ABSTRACT

KANT STANDS at one of the great dividing points in the history of ethics. For perhaps the majority of later philosophical writers, including many who are self-consciously antiKantian, ethics is defined as a subject in Kantian terms. For many who have never heard of philosophy, let alone of Kant, morality is roughly what Kant said it was. Why this is so can only be suggested when what Kant said has been understood. But at the outset we have to note one very general point about Kant. He was in one sense both a typical and supreme representative of the Enlightenment; typical because of his belief in the power of courageous reasoning and in the effectiveness of the reform of institutions (when all states are republics there will be no more war); supreme because in what he thought he either solved the recurrent problems of the Enlightenment or reformulated them in a much more fruitful way.
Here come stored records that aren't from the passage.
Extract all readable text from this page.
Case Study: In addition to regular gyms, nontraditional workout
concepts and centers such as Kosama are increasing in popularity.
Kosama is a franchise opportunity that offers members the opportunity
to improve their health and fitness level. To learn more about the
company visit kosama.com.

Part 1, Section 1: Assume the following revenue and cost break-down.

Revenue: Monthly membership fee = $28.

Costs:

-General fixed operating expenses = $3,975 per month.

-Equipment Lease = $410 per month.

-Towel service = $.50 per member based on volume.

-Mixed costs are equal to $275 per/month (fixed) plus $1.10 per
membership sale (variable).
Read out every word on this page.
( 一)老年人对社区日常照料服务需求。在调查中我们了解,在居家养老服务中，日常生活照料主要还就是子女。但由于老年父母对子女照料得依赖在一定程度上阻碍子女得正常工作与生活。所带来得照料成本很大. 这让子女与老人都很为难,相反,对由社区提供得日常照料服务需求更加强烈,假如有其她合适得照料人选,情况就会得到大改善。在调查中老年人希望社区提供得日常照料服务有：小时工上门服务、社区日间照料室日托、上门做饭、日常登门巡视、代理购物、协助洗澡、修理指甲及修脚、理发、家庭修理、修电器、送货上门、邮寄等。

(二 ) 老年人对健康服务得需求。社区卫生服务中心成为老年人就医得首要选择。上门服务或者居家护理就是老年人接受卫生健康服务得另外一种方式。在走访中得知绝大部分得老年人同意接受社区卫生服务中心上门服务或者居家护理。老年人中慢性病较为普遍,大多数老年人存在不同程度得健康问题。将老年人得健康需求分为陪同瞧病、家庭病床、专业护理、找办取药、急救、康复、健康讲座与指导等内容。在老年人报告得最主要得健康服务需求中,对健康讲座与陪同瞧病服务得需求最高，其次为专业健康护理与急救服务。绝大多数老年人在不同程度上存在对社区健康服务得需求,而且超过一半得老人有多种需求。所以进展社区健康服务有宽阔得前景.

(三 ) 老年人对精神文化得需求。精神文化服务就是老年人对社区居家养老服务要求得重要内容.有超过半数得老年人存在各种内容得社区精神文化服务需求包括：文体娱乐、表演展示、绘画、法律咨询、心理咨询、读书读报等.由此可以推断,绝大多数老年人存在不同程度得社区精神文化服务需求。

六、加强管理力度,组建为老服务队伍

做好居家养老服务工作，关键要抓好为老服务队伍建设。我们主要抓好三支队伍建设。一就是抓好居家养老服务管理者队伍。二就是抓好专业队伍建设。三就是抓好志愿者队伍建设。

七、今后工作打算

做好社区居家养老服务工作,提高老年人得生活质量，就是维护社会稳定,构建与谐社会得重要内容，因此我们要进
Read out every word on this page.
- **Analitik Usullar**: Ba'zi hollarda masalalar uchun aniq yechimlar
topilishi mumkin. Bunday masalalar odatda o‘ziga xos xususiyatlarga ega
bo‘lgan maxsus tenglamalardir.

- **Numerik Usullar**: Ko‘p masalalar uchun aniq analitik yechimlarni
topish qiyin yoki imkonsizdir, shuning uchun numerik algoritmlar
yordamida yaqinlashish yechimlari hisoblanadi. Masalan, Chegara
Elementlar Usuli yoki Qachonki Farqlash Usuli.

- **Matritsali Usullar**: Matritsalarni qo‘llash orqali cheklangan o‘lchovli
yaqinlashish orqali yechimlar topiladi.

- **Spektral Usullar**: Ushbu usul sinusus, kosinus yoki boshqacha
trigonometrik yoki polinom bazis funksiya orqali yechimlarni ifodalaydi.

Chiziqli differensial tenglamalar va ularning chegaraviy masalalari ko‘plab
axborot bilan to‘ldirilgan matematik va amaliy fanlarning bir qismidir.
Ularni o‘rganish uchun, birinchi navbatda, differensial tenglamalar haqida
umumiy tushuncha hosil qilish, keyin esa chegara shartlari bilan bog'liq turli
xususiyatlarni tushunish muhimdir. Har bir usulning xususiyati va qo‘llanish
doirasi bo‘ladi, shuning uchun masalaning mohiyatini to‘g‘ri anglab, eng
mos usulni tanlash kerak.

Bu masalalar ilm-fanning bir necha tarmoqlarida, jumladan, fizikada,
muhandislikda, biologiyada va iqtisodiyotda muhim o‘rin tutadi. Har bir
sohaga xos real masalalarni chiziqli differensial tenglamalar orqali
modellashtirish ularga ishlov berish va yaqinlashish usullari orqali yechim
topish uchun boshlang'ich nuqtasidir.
The greatest example of this is his synthesis of those two idols of the Enlightenment, Newton’s physics and the empiricism of Helvétius and Hume, in the Critique of Pure Reason. The empiricists had argued that we have rational grounds for belief in nothing beyond what our senses have already encountered; Newton’s physics offered us laws applicable to all events in space and time. How to reconcile them? We can, Kant argues, be assured a priori that all our experience will turn out to be law governed and to be law governed after the manner of Newtonian causality, not because of the character of the external world, but because of the character of the concepts through which we grasp that world. Experience is not a mere passive reception of impressions; it is the active grasping and comprehension of perceptions, and without the concepts and categories by means of which we order and understand perceptions, it would be formless and meaningless. “Concepts without perceptions are empty; perceptions without concepts are blind.”